For good or bad, globalization is here to stay. And while opportunities for the small business owner increase substantially when looking outside the borders of the United States, so do the pitfalls. Among them is the fact that business is conducted differently in other cultures, and not being aware of that can result in a deal-wrecking catastrophe. There’s more to it, of course, than knowing the proper way to present or accept a business card in China. It’s doing your homework and understanding how best to start and maintain international relationships with those of other cultures that will help your business grow.
“The deeper cultural roots of how business is conducted varies so much from country to country, even from the U.S. to Canada, and from individual to individual,” says Diane McGreal, director of Global Leadership Training Solutions Worldwide for Berlitz Languages Inc. (www.berlitz.us), who spent a number of years living abroad in Asia and Europe. Currently responsible for Solution Development for Global Leadership Training Worldwide, McGreal offers five things entrepreneurs looking to broaden their horizons need to know:
1. Know that in some countries, people are doing-oriented; in others, they’re being-oriented.
A being-oriented person puts a whole lot more emphasis on a relationship and is motivated more by building solid, trusting relationships. It takes time and a lot of experience, and so quite often building a sound relationship is more important than meeting a target date. On the other hand, doing relationships are more about getting the task done. So, if I’m very relationship-oriented and you’re very task-driven, we have a gap here, don’t we, because I want to get things done and you want to get to know me.
2. Know the difference between fixed and fluid time.
In countries such as the U.S., people are fixed time-oriented and tend to define time precisely—a 2 p.m. meeting is expected to start exactly at 2 p.m.

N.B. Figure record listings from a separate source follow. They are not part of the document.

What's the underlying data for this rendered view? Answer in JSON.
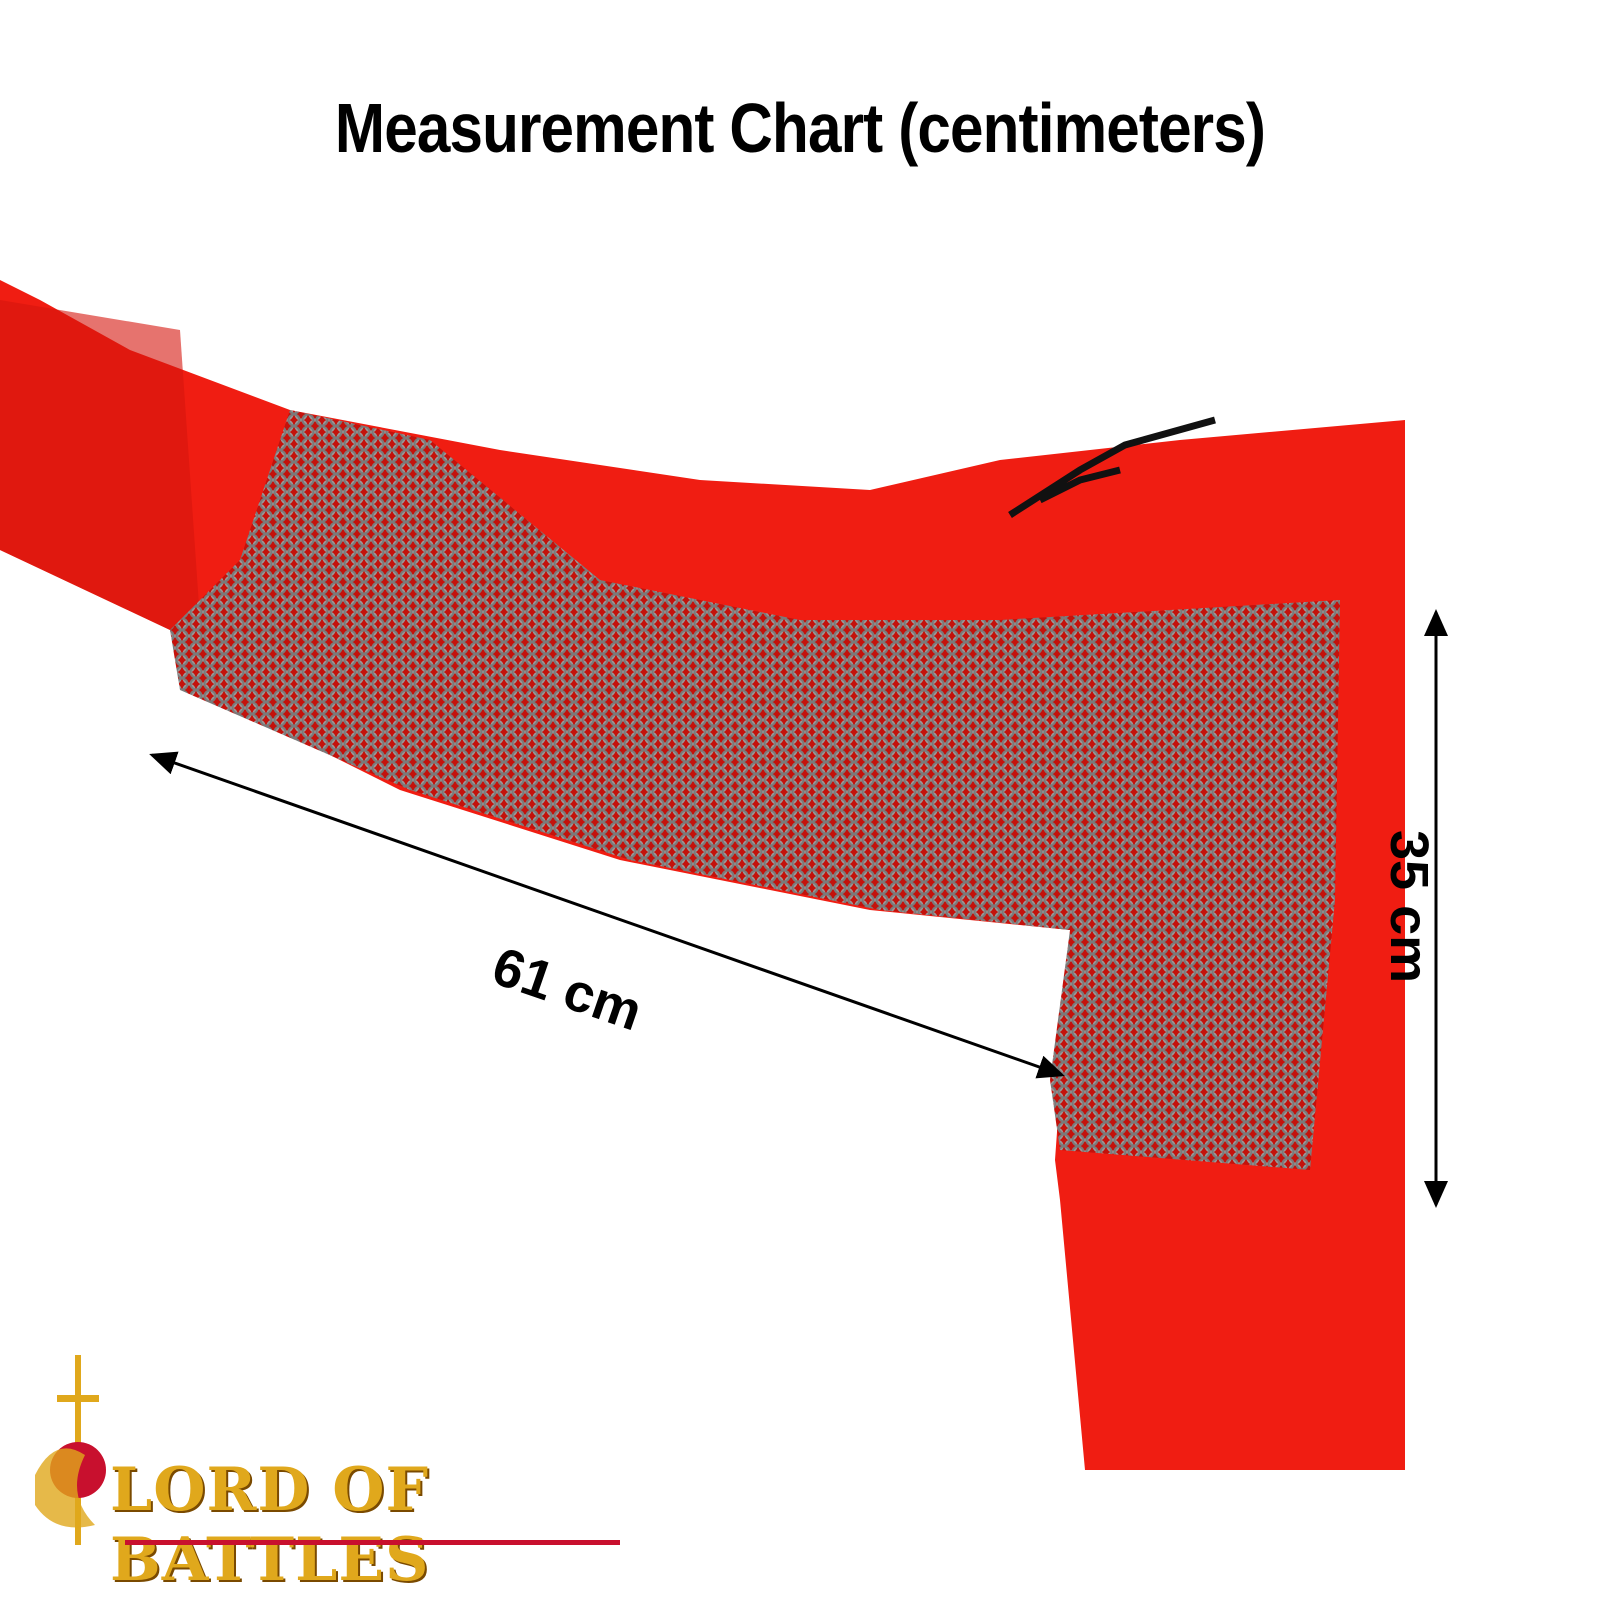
{
  "title": "Measurement Chart (centimeters)",
  "measurements": [
    {
      "label": "61 cm",
      "value": 61,
      "unit": "cm",
      "orientation": "diagonal"
    },
    {
      "label": "35 cm",
      "value": 35,
      "unit": "cm",
      "orientation": "vertical"
    }
  ],
  "logo": {
    "text": "LORD OF BATTLES"
  },
  "colors": {
    "garment": "#f01d12",
    "mail": "#8a8a8a",
    "logo_gold": "#e0a81c",
    "logo_red": "#c8102e"
  }
}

When you can’t make the meeting, you let them know ahead of time. In countries that are more fluid in their orientation, time is much more loosely defined. If you couldn’t talk to me at our originally planned time, obviously the only reason why is because you had something else going on, something that you couldn’t end in time to talk to me.
3. Know that some cultures are more formal than others.
The whole key when we travel abroad usually is based around communication and how formal or informal you are. Countries that are more formal tend to put a lot of emphasis on following protocol and customs. The informal tend to put more value on more casual, friendly, and relaxed environments.
4. Know the language.
While it’s probably not expected for a business person to be fluent in the language, making an effort to have at least social skills—being able to greet people and order in a restaurant—will buy you a lot of credibility and trust. If it’s going to be a long-term relationship with somebody and you expect to travel back and forth on a regular basis, and English is not the spoken language in the office, then you better learn the language.
5. Know the right questions to ask.
What are your objectives? In order to have a successful outcome, what do you need to do? There’s one big step as part of cultural due diligence and that’s self-awareness. Before we can understand other cultures, we have to understand ourselves. For example, there are things that we do as individuals that we just assume the rest of the world does.